The 24-station Jurong Region Line (JRL) will open from 2026, ramping up transport connectivity in Jurong, as it is transformed into a home for new towns, a second Central Business District and an innovation district. Construction for the JRL is expected to start early next year. JRL will subsequently open in three phases: 2026, 2027 and 2028. The 24km above-ground line will serve residents in Choa Chu Kang, Boon Lay and future Tengah estates, boosting accessibility to schools, industrial areas and the Nanyang Technological University (NTU). Read the full Straits Times article below:
Source: “24km Jurong Region Line to open from 2026”, The Straits Times, 10 May 2018
The Straits Times article
The 24-station Jurong Region Line (JRL) will open from 2026, ramping up transport connectivity in Jurong, as it is transformed into a home for new towns, a second Central Business District (CBD) and an innovation district.
The 24km above-ground line will also serve residents in the Choa Chu Kang, Boon Lay and future Tengah estates, boosting accessibility to schools, industrial areas and the Nanyang Technological University (NTU).
The medium-capacity JRL will use smaller train cars, which can carry between 150 and 200 commuters, compared with cars on other MRT lines, which have a capacity of more than 200. While JRL trains will have three cars each, a fourth car can be coupled to increase capacity.
Transport Minister Khaw Boon Wan, who unveiled the JRL's alignment yesterday, said the line "marks a quantum leap" in the development of Jurong's transport infrastructure.
During a visit to the site of the North-South Line's future Canberra station, Mr Khaw said in a speech that the JRL will improve the resilience of the entire MRT network.
He said the JRL's two interchange stations at Choa Chu Kang (North-South Line) and Boon Lay (East-West Line) will offer commuters alternative travel routes, redistributing and relieving train loading between Choa Chu Kang and Jurong East stations. The JRL has a third interchange station at Jurong East, which links to the East-West and North-South lines.

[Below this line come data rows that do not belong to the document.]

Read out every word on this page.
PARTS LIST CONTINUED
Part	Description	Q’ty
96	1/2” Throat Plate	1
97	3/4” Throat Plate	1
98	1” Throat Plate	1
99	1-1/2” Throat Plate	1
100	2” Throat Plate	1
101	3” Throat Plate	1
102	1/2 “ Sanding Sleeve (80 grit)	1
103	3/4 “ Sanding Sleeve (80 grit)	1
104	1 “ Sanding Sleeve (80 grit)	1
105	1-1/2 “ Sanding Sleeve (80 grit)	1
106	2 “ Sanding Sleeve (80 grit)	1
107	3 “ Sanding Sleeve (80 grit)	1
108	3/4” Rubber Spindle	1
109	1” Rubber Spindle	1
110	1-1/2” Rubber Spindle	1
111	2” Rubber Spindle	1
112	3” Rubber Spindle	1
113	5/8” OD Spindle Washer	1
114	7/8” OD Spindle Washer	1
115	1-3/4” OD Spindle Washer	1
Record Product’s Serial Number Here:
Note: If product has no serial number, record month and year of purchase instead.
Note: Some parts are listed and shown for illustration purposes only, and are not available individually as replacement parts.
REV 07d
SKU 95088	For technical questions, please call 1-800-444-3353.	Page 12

A commuter going from Choa Chu Kang to NTU will have a shorter journey of 35 minutes with the JRL, saving 25 minutes.
The JRL system is designed with a headway, or train interval, of 90 seconds. The authorities plan to run the trains at intervals of between two and three minutes at the start. There will be two services - an eastern and a western route.
The JRL, Mr Khaw said, will go towards achieving the Government's vision for Jurong. It will help develop Jurong Lake District into the largest commercial hub outside the CBD and support the development of the future Jurong Innovation District. When these are fully developed, the JRL is expected to carry more than 500,000 commuters daily.
The JRL's opening also dovetails with the Kuala Lumpur-Singapore High Speed Rail in Jurong, which is targeted to be ready by 2026.
Construction for the JRL is expected to start early next year.
The first phase, to open in 2026, will be the JRL (West) segment comprising 10 stations linking Choa Chu Kang to Boon Lay and Tawas. The second phase, to open in 2027, will be the JRL (East) segment with seven stations, providing connectivity between Tengah and Pandan Reservoir. The final phase in 2028 will see the line extending farther into the west to NTU and Jurong Pier in the south.
Yesterday, Mr Khaw also said that Canberra station - between Yishun and Sembawang - will open by December next year.
Asked about the JRL's unique alignment, National University of Singapore transport researcher Lee Der-Horng said it is designed to match the demand in the built-up areas and the future earmarked developments. Costs are likely the reason why the line is not being built underground, he said.
"It is good to have the flexibility to expand the capacity from three to four cars. It is a reflection of the future ridership growth," he added.